Bi-weekly Newsletter

11 March 2024

Bi-weekly Newsletter

11 March 2024

Explainer: How Equatic uses sea water and new technology to capture carbon

GlobalData analyst Francesca Gregory delves into the science behind Equatic’s new ocean-based carbon capture plant.

Kris Cooper March 06 2024

Carbon removal startup Equatic has announced the construction of a large-scale demonstration plant for carbon capture in Singapore via a novel process of electrolysing seawater without producing chlorine.

After several successful pilots in Los Angeles and Singapore, leveraging an approach developed by scientists at UCLA, the company has partnered with Singapore’s National Water Agency to create a plant capable of capturing 3,650 metric tonnes of carbon every year. This will put it among the world’s largest carbon dioxide removal facilities in the world.

The plant is due to begin operating with the capability to capture 1 metric tonne of CO2 per day in the summer of 2024 before being ramped up to ultimately be capable of removing 10 metric tonnes per day.

Speaking to Energy Monitor, Francesca Gregory, senior energy transition analyst at GlobalData, and Equatic’s COO Edward Sanders delve into how the process works and the carbon capture market as a whole in the fight for net zero.

What are carbon capture plants and how do they work?

Gregory: Carbon capture, utilisation and storage (CCUS) involves the capture of carbon dioxide emissions from point sources such as industrial facilities or directly from the atmosphere. The captured carbon can either enter long-term geological storage or be used within other sectors, which can range from agriculture to construction.

As a technology, CCUS divides opinion with issues such as its ability to scale, high capital costs, as well as its implications for the continued use of fossil fuels attracting criticism. However, there is increasing recognition of the need to avert emissions from typically hard-to-abate industries as well as remove the carbon dioxide that has accumulated in the atmosphere. CCUS is a rare technology in terms of having the capacity to be applied to both use cases.

As a result, CCUS is increasingly being recognised as vital to keeping the 1.5-degree warming scenario alive, with the International Energy Agency’s (IEA) sustainable development scenario expecting the technology to provide an annual saving of up to 6.89GtCO2 by 2070. However, according to GlobalData’s database of active projects, current CCUS capacity stands at 46.2mtpa, revealing the steep increase in capacity that would be required for the technology to help avert dangerous climate change.

The scaling of CCUS capacity will be facilitated by the commercialisation of direct air capture (DAC). DAC currently contributes minimally to global capture capacity, with the IEA estimating that existing facilities capture a mere 0.01MtCO2 per year.
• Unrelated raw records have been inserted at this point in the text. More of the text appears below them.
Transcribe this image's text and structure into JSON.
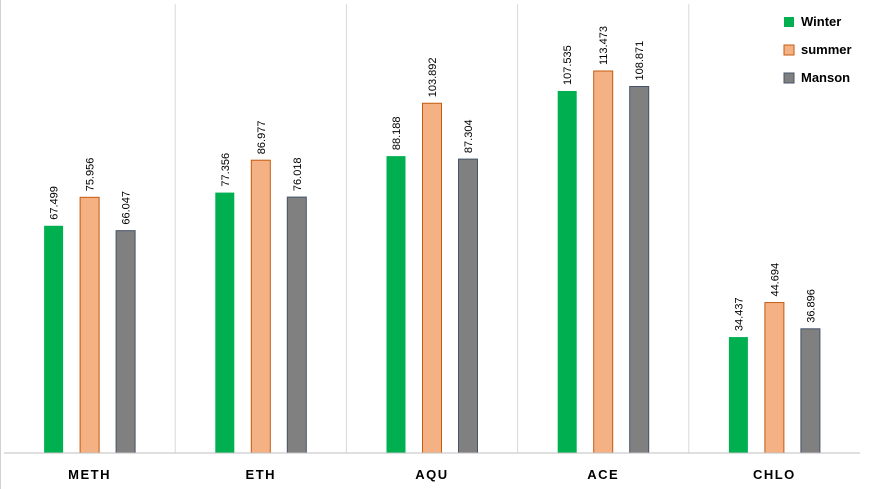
{
  "chart_data": {
    "type": "bar",
    "title": "",
    "xlabel": "",
    "ylabel": "",
    "categories": [
      "METH",
      "ETH",
      "AQU",
      "ACE",
      "CHLO"
    ],
    "series": [
      {
        "name": "Winter",
        "color": "#00b050",
        "values": [
          67.499,
          77.356,
          88.188,
          107.535,
          34.437
        ],
        "labels": [
          "67.499",
          "77.356",
          "88.188",
          "107.535",
          "34.437"
        ]
      },
      {
        "name": "summer",
        "color": "#f4b183",
        "values": [
          75.956,
          86.977,
          103.892,
          113.473,
          44.694
        ],
        "labels": [
          "75.956",
          "86.977",
          "103.892",
          "113.473",
          "44.694"
        ]
      },
      {
        "name": "Manson",
        "color": "#808080",
        "values": [
          66.047,
          76.018,
          87.304,
          108.871,
          36.896
        ],
        "labels": [
          "66.047",
          "76.018",
          "87.304",
          "108.871",
          "36.896"
        ]
      }
    ],
    "ylim": [
      0,
      113.473
    ],
    "grid": "vertical category separators",
    "legend": "top-right"
  }
}
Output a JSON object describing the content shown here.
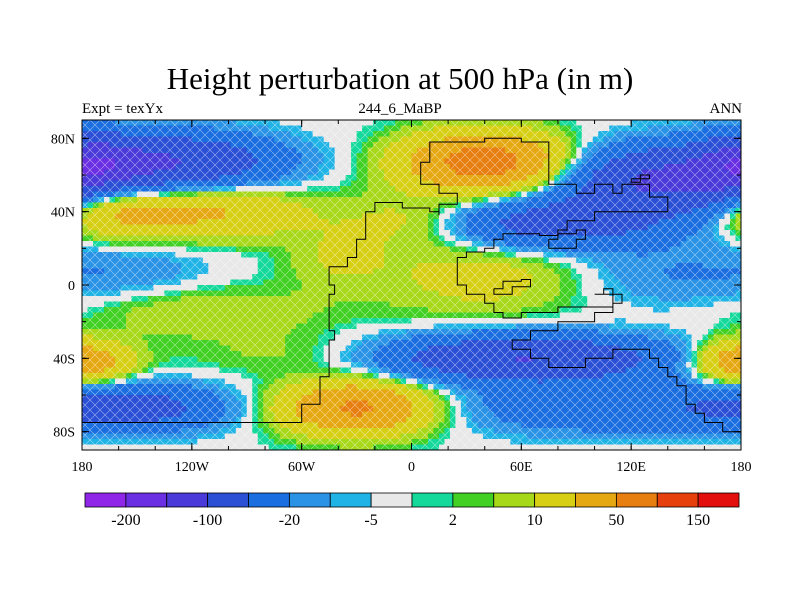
{
  "title": "Height perturbation at 500 hPa (in m)",
  "subtitle_left": "Expt = texYx",
  "subtitle_center": "244_6_MaBP",
  "subtitle_right": "ANN",
  "lat_ticks": [
    {
      "value": 80,
      "label": "80N"
    },
    {
      "value": 40,
      "label": "40N"
    },
    {
      "value": 0,
      "label": "0"
    },
    {
      "value": -40,
      "label": "40S"
    },
    {
      "value": -80,
      "label": "80S"
    }
  ],
  "lon_ticks": [
    {
      "value": -180,
      "label": "180"
    },
    {
      "value": -120,
      "label": "120W"
    },
    {
      "value": -60,
      "label": "60W"
    },
    {
      "value": 0,
      "label": "0"
    },
    {
      "value": 60,
      "label": "60E"
    },
    {
      "value": 120,
      "label": "120E"
    },
    {
      "value": 180,
      "label": "180"
    }
  ],
  "colorbar": {
    "colors": [
      "#8f26e8",
      "#6a2fe3",
      "#4a3ad9",
      "#2b50d6",
      "#1b6ee0",
      "#2a93e6",
      "#20b3e6",
      "#e8e8e8",
      "#14d99b",
      "#41d023",
      "#a8d81a",
      "#d6cf14",
      "#e6a812",
      "#e77e10",
      "#e6410c",
      "#e30e0e"
    ],
    "labels": [
      {
        "boundary": 1,
        "text": "-200"
      },
      {
        "boundary": 3,
        "text": "-100"
      },
      {
        "boundary": 5,
        "text": "-20"
      },
      {
        "boundary": 7,
        "text": "-5"
      },
      {
        "boundary": 9,
        "text": "2"
      },
      {
        "boundary": 11,
        "text": "10"
      },
      {
        "boundary": 13,
        "text": "50"
      },
      {
        "boundary": 15,
        "text": "150"
      }
    ]
  },
  "map_data": {
    "lon_range": [
      -180,
      180
    ],
    "lat_range": [
      -90,
      90
    ],
    "field_anomalies": [
      {
        "lon": -130,
        "lat": 67,
        "value": -95,
        "slon": 40,
        "slat": 11
      },
      {
        "lon": -175,
        "lat": 67,
        "value": -70,
        "slon": 18,
        "slat": 11
      },
      {
        "lon": -120,
        "lat": 40,
        "value": 60,
        "slon": 42,
        "slat": 10
      },
      {
        "lon": -165,
        "lat": 40,
        "value": 35,
        "slon": 18,
        "slat": 10
      },
      {
        "lon": 40,
        "lat": 67,
        "value": 130,
        "slon": 30,
        "slat": 11
      },
      {
        "lon": 140,
        "lat": 57,
        "value": -110,
        "slon": 40,
        "slat": 13
      },
      {
        "lon": 75,
        "lat": 33,
        "value": -70,
        "slon": 45,
        "slat": 10
      },
      {
        "lon": 0,
        "lat": 35,
        "value": 30,
        "slon": 25,
        "slat": 10
      },
      {
        "lon": -40,
        "lat": 15,
        "value": 20,
        "slon": 20,
        "slat": 12
      },
      {
        "lon": -150,
        "lat": 8,
        "value": -15,
        "slon": 30,
        "slat": 10
      },
      {
        "lon": 140,
        "lat": 5,
        "value": -20,
        "slon": 40,
        "slat": 12
      },
      {
        "lon": 40,
        "lat": 5,
        "value": 30,
        "slon": 40,
        "slat": 15
      },
      {
        "lon": -110,
        "lat": -15,
        "value": 20,
        "slon": 45,
        "slat": 10
      },
      {
        "lon": -175,
        "lat": -42,
        "value": 55,
        "slon": 18,
        "slat": 8
      },
      {
        "lon": 175,
        "lat": -42,
        "value": 40,
        "slon": 15,
        "slat": 8
      },
      {
        "lon": 60,
        "lat": -40,
        "value": -100,
        "slon": 55,
        "slat": 9
      },
      {
        "lon": -60,
        "lat": -38,
        "value": 15,
        "slon": 40,
        "slat": 8
      },
      {
        "lon": -30,
        "lat": -67,
        "value": 110,
        "slon": 28,
        "slat": 10
      },
      {
        "lon": -150,
        "lat": -67,
        "value": -60,
        "slon": 35,
        "slat": 9
      },
      {
        "lon": 110,
        "lat": -67,
        "value": -45,
        "slon": 60,
        "slat": 10
      }
    ]
  }
}
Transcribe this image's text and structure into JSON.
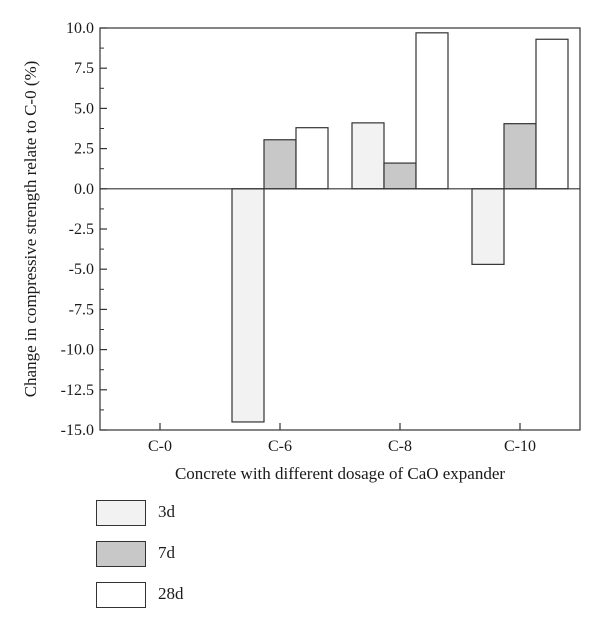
{
  "chart_data": {
    "type": "bar",
    "categories": [
      "C-0",
      "C-6",
      "C-8",
      "C-10"
    ],
    "series": [
      {
        "name": "3d",
        "values": [
          0,
          -14.5,
          4.1,
          -4.7
        ],
        "color": "#f2f2f2"
      },
      {
        "name": "7d",
        "values": [
          0,
          3.05,
          1.6,
          4.05
        ],
        "color": "#c8c8c8"
      },
      {
        "name": "28d",
        "values": [
          0,
          3.8,
          9.7,
          9.3
        ],
        "color": "#ffffff"
      }
    ],
    "xlabel": "Concrete with different dosage of CaO expander",
    "ylabel": "Change in compressive strength relate to C-0 (%)",
    "ylim": [
      -15,
      10
    ],
    "yticks": [
      "-15.0",
      "-12.5",
      "-10.0",
      "-7.5",
      "-5.0",
      "-2.5",
      "0.0",
      "2.5",
      "5.0",
      "7.5",
      "10.0"
    ],
    "grid": false,
    "legend_position": "bottom-left"
  }
}
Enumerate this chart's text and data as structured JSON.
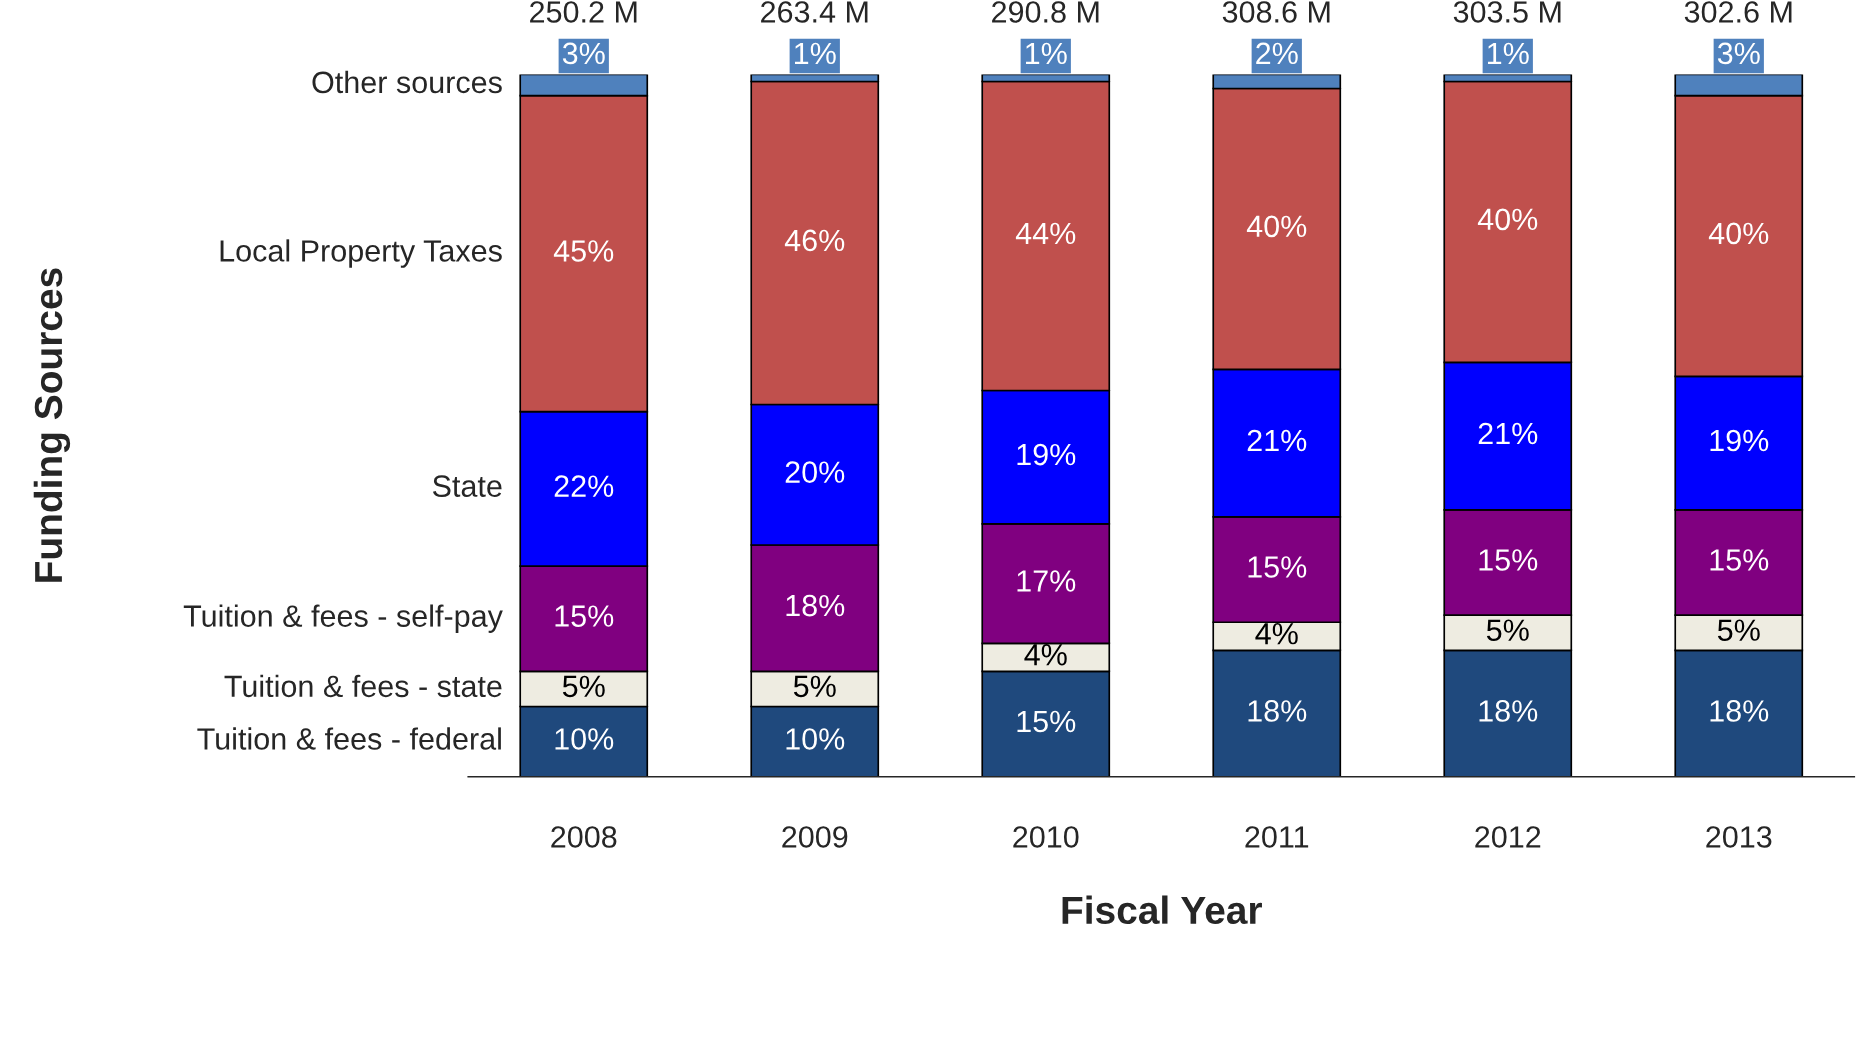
{
  "chart_data": {
    "type": "bar",
    "stacked": true,
    "xlabel": "Fiscal Year",
    "categories": [
      "2008",
      "2009",
      "2010",
      "2011",
      "2012",
      "2013"
    ],
    "series": [
      {
        "name": "Tuition & fees - federal",
        "color": "#1f497d",
        "values": [
          10,
          10,
          15,
          18,
          18,
          18
        ],
        "value_labels": [
          "10%",
          "10%",
          "15%",
          "18%",
          "18%",
          "18%"
        ]
      },
      {
        "name": "Tuition & fees - state",
        "color": "#eeece1",
        "values": [
          5,
          5,
          4,
          4,
          5,
          5
        ],
        "value_labels": [
          "5%",
          "5%",
          "4%",
          "4%",
          "5%",
          "5%"
        ]
      },
      {
        "name": "Tuition & fees - self-pay",
        "color": "#800080",
        "values": [
          15,
          18,
          17,
          15,
          15,
          15
        ],
        "value_labels": [
          "15%",
          "18%",
          "17%",
          "15%",
          "15%",
          "15%"
        ]
      },
      {
        "name": "State",
        "color": "#0000ff",
        "values": [
          22,
          20,
          19,
          21,
          21,
          19
        ],
        "value_labels": [
          "22%",
          "20%",
          "19%",
          "21%",
          "21%",
          "19%"
        ]
      },
      {
        "name": "Local Property Taxes",
        "color": "#c0504d",
        "values": [
          45,
          46,
          44,
          40,
          40,
          40
        ],
        "value_labels": [
          "45%",
          "46%",
          "44%",
          "40%",
          "40%",
          "40%"
        ]
      },
      {
        "name": "Other sources",
        "color": "#4f81bd",
        "values": [
          3,
          1,
          1,
          2,
          1,
          3
        ],
        "value_labels": [
          "3%",
          "1%",
          "1%",
          "2%",
          "1%",
          "3%"
        ]
      }
    ],
    "annotations": [
      "Funding Sources",
      {
        "text": "250.2 M",
        "x": "2008",
        "y": 100
      },
      {
        "text": "263.4 M",
        "x": "2009",
        "y": 100
      },
      {
        "text": "290.8 M",
        "x": "2010",
        "y": 100
      },
      {
        "text": "308.6 M",
        "x": "2011",
        "y": 100
      },
      {
        "text": "303.5 M",
        "x": "2012",
        "y": 100
      },
      {
        "text": "302.6 M",
        "x": "2013",
        "y": 100
      }
    ],
    "tick_labels": "x",
    "legend": "left"
  }
}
However, with plans for a further 130 facilities in the works, DAC’s capacity share is predicted to rise. Innovative capture pathways such as Equatic’s green hydrogen and carbon removal mechanism via seawater will also help to improve the business case for CCUS.

How does Equatic’s solution work and how is it different?

Gregory: Equatic’s innovative capture approach capitalises on the chemical properties of seawater and its existing ability to store carbon. The technique uses renewable energy to apply a current through ocean water and an electrolyser to split the water into green hydrogen and oxygen. Atmospheric air is then passed through the processed seawater and carbon dioxide is captured in the form of dissolved bicarbonate ions and solid mineral carbonates. The neutral composition of the water is maintained by dissolving alkaline rocks, allowing the processed seawater to be discharged back into the ocean.

Equatic’s use of seawater rather than fresh water for the production of hydrogen and carbon capture and storage in oceans rather than dedicated storage sites creates a cost-effective approach. It also provides both a high-value end-product in the form of low-carbon hydrogen and a carbon removal service, separating it from its competitors.

Sanders: Equatic electrolyses seawater, and this process produces an acid stream and a base stream. The acid stream needs to be replenished with cations to bring the pH back up to the level of the ocean. This is what we use rock for and there are no concerns regarding sourcing. The base stream is contacted with CO2 from the atmosphere to carbonate (this stores CO2 permanently) and bring the pH down to the level of the ocean.

How Equatic is financing its seawater carbon capture

As Gregory highlights, the high capital costs of Equatic’s technology are one of the prominent concerns with using the technique to achieve net zero. With the newest plant set to cost $20m and more planned, Equatic needs various revenue streams to make deploying and scaling up the solutions possible.

Equatic has pre-sold carbon credits and hydrogen from future plants to companies such as Boeing, with prices ranging between $400-$1,300 per tonne. The company anticipates that its electrochemical reactor will bring removal costs below $100 per tonne before 2030.

Sanders says: “There are many sources of financing. Carbon credit sales and presales are one of these sources. Equatic produces both CDR credits and hydrogen and having two revenue streams helps with project development.”

The company is developing the pipeline for partnerships and investors for a 109,500tpa plant due to be commissioned in 2026, he told Energy Monitor.